[Web4lib] MARC to XML: the agony and the ecstasy

Wed Oct 10 10:08:44 EDT 2007

---- Original message ----
>Date: Wed, 10 Oct 2007 09:24:38 -0400
>From: "K.G. Schneider" <kgs at bluehighways.com>  
>Subject: [Web4lib] MARC to XML: the agony and the ecstasy  
>To: web4lib at webjunction.org
>
>For a presentation, I'm trying to come up with examples of what happens
>when MARC is transformed to XML and then exposed through search engines
>such as Endeca, Siderean, etc. ... examples that work well for
>librarians who are at least a little familiar with MARC. Part of the
>message I'm getting across is that MARC is very record-oriented and XML
>is about data (MARC is from Mars... XML is from Venus?); but I'm also
>trying to suggest that when we start exposing MARC in new webby
>environments sometimes we get some new abilities, but other times the
>results are not so pretty, due to limitations of the source data, even
>though it's now XML. 
>

Hmmmm, Interesting topic.  I don't have any examples off the top of my head, although I have a suggestion.  XML and MARC data are at opposite ends of at least one metric: how many software tools there are there that can manipulate, edit, index, and store the formats.  There's a few very specialized MARC tools and a lot of general XML tools.  Maybe a side by side visual comparison of some sort, the left having logos various software that can work with MARC and number of users and the right having software that can work with XML and it' user base.  Might be a lot of work for just one graphic.
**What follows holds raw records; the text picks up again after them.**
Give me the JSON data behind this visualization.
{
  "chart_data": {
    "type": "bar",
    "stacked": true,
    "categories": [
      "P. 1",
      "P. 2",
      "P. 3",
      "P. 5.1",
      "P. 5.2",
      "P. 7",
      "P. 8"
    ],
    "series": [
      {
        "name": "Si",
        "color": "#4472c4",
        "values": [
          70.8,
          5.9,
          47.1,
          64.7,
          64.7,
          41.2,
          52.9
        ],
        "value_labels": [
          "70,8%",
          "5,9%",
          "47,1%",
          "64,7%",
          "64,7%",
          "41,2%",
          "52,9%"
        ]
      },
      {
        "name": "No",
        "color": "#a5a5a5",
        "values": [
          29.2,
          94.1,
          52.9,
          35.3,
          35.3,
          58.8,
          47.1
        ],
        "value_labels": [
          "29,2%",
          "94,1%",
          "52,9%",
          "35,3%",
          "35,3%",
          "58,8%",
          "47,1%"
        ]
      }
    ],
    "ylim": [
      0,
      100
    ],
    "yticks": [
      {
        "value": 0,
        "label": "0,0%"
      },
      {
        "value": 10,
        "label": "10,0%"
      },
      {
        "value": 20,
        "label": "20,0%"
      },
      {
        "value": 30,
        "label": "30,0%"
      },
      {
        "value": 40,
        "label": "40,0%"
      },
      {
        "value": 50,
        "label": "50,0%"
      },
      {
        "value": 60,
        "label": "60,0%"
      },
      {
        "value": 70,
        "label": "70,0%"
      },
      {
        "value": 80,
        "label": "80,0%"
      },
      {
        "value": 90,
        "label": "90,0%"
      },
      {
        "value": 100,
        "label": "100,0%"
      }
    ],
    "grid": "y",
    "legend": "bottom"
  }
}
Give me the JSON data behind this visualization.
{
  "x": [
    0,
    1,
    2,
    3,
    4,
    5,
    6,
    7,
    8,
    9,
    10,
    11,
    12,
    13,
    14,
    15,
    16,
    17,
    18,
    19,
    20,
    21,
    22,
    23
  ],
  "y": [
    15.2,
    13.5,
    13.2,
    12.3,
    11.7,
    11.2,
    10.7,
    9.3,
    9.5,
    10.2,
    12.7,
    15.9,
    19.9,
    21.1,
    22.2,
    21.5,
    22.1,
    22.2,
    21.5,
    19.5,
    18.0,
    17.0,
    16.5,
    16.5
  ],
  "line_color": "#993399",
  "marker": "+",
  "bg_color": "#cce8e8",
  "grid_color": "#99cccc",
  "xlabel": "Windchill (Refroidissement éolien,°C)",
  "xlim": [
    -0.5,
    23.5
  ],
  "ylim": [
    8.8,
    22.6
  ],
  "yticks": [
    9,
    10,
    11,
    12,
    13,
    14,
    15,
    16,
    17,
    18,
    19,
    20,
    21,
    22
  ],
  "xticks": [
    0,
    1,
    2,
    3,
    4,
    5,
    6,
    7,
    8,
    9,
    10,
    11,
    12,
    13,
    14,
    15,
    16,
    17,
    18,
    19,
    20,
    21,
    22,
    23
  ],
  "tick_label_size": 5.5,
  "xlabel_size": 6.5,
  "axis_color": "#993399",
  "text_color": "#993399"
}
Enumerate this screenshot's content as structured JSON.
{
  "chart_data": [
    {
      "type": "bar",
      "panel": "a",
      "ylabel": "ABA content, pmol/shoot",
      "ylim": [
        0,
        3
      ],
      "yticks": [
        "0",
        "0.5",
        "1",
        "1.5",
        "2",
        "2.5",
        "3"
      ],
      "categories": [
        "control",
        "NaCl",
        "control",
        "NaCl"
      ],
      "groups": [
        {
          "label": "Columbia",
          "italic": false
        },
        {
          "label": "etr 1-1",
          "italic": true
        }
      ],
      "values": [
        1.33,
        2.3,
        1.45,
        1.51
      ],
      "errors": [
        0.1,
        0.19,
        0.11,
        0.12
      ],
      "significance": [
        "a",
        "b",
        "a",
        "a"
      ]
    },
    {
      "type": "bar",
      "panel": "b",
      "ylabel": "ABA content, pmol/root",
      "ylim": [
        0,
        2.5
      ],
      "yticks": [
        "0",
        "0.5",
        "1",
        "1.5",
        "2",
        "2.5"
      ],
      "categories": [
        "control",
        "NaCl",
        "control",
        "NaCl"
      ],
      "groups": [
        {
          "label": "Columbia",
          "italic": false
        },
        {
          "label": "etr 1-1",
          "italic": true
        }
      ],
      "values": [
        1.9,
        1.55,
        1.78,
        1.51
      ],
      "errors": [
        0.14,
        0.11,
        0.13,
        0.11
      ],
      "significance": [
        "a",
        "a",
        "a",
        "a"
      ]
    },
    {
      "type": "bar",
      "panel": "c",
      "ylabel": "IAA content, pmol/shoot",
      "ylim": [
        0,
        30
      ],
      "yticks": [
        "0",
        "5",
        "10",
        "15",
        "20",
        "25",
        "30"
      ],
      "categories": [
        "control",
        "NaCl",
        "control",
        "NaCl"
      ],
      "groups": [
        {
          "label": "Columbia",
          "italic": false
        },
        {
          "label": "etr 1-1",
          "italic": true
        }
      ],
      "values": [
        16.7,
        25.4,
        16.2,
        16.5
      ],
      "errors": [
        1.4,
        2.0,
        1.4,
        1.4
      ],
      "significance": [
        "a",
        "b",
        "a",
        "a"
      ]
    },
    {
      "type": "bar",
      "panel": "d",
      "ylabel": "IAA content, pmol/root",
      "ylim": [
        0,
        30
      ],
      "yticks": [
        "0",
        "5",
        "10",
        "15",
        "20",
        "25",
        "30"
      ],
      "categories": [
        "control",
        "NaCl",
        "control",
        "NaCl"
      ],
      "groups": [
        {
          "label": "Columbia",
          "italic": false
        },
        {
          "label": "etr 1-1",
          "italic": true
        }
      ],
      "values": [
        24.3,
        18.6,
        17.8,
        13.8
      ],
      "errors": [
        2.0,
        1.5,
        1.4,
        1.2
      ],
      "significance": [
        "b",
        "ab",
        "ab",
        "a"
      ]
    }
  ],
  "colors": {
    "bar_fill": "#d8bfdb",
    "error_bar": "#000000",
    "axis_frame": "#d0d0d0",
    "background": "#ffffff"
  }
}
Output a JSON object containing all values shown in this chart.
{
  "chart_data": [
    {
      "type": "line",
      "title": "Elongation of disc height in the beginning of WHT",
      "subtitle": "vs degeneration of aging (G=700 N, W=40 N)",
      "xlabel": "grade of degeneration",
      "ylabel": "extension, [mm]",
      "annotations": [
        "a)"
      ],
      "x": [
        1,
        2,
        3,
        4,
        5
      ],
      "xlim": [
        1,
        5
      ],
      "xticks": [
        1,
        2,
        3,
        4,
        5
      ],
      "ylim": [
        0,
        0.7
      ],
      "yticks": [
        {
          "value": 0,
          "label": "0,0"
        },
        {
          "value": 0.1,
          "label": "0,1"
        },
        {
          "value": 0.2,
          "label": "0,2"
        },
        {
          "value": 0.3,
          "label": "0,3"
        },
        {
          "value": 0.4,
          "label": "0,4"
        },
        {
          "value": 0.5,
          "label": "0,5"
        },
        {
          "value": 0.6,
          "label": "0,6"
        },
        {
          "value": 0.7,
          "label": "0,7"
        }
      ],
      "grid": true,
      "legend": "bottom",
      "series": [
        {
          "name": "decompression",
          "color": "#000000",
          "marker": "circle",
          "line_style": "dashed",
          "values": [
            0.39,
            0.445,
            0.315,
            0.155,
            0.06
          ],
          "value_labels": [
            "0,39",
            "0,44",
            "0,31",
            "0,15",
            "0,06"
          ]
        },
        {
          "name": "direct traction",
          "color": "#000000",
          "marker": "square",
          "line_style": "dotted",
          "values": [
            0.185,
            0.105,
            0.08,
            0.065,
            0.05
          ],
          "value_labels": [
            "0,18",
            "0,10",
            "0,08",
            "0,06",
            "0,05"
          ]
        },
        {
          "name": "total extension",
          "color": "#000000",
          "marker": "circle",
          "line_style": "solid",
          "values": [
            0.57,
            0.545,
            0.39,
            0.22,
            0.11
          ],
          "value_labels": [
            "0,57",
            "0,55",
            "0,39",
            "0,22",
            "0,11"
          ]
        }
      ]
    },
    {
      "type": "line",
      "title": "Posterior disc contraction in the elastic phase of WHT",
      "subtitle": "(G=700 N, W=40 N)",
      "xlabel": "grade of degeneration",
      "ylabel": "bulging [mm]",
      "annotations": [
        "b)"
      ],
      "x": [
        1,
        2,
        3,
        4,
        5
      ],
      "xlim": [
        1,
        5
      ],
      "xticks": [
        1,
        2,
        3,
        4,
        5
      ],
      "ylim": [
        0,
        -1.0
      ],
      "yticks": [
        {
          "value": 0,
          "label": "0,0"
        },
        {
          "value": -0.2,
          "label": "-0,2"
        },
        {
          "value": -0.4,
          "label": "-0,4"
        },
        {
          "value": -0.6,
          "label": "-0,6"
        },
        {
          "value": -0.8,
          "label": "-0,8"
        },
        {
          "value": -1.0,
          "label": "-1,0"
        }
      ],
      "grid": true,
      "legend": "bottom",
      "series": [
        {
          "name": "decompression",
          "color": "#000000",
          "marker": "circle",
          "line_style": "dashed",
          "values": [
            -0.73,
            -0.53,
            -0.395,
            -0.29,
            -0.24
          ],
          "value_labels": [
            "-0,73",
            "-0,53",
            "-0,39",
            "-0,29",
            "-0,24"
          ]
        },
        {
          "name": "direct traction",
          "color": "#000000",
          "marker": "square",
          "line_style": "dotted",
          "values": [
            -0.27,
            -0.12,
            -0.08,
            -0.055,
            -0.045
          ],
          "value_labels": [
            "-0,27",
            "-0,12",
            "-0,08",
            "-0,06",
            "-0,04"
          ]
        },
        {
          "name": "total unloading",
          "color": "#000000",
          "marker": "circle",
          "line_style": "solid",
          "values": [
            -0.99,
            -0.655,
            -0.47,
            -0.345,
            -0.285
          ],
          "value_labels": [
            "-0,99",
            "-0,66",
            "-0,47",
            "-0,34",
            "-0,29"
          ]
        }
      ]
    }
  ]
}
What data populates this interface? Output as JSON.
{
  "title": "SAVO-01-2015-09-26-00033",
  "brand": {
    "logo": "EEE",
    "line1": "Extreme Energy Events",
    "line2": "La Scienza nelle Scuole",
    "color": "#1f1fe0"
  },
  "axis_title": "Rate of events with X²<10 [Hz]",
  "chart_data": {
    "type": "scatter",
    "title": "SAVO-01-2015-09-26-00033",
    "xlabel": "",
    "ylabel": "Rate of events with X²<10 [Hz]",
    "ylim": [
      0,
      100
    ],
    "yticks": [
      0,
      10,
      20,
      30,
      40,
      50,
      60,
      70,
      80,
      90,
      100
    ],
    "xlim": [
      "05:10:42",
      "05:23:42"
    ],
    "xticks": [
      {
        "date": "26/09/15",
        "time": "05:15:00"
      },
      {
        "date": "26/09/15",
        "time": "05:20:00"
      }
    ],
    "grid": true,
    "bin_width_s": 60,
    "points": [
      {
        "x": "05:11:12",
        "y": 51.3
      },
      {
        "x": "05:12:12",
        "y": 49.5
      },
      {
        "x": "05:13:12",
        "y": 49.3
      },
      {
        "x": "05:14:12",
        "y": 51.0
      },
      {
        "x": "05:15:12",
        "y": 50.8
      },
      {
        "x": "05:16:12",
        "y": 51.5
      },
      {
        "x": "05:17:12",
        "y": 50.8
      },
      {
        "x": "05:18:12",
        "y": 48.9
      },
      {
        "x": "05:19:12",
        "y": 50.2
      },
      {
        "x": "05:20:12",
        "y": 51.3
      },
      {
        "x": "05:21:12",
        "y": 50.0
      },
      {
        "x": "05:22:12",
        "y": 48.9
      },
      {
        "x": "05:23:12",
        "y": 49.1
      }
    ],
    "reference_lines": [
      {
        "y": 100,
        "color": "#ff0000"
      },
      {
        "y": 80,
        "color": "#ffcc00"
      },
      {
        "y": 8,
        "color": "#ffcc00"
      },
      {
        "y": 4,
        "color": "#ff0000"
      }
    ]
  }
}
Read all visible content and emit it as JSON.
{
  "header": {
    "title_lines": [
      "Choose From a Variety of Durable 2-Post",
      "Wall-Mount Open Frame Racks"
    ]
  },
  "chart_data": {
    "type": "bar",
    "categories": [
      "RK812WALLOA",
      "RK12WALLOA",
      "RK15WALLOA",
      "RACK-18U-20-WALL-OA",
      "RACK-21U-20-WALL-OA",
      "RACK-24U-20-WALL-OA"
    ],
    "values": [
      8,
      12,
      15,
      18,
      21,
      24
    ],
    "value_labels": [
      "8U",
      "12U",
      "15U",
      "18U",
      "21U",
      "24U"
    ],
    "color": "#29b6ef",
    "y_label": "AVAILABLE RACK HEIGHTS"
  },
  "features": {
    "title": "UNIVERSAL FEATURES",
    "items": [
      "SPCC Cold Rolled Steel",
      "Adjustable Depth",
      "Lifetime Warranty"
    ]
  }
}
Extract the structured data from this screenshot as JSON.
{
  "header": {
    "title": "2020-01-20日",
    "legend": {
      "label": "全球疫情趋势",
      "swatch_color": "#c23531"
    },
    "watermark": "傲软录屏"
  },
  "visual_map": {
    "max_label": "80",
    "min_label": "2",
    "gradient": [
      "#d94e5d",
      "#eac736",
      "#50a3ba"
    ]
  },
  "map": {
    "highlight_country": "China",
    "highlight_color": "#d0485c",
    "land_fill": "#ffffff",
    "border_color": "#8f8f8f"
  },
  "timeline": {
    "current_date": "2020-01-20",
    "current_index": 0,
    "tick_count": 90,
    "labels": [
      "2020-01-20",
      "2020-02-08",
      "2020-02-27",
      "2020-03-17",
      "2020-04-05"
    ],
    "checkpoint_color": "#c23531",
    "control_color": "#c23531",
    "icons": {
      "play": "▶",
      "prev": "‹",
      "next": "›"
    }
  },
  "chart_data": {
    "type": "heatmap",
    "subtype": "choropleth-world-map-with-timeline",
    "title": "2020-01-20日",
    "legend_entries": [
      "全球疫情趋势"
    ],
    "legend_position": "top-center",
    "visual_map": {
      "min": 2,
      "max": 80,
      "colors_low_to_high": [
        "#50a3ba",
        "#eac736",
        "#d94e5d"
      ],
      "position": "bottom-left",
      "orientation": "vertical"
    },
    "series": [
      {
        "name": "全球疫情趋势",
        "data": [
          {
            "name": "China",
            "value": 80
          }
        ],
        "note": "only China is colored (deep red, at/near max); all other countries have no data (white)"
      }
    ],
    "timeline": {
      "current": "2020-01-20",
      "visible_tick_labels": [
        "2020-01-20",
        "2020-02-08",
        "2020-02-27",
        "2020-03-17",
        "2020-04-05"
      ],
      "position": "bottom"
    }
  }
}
Now, I'd imagine that someone would ask how much of this software can work with MARCXML or similar formats, but most XML software have methods for specifying the semantics of the language.  DTDs, RelaxNg, W3C Schema, and so on will let you use an editor for all XML documents but change certain behavior depending on the type of XML document.  In fact, when it comes to XML there's actually the danger of being paralyzed by the number of choices.  I find most people with experience seem to be pretty good at navigating through the choices.

One other little nitpick.   XML isn't necessarily all about the data.  There's plenty of little oddities of XML that only makes sense when realizing there was a strong focus on marking up documents in SGML.  It explains decisions like the verboseness.  A few tags here and there in a large document isn't likely to have a large impact.  Using XML for something like a spreadsheet would quickly lead to most of the document being markup and not data.

It's a good question though.  I'll be looking forward to the other responses.

Jon Gorman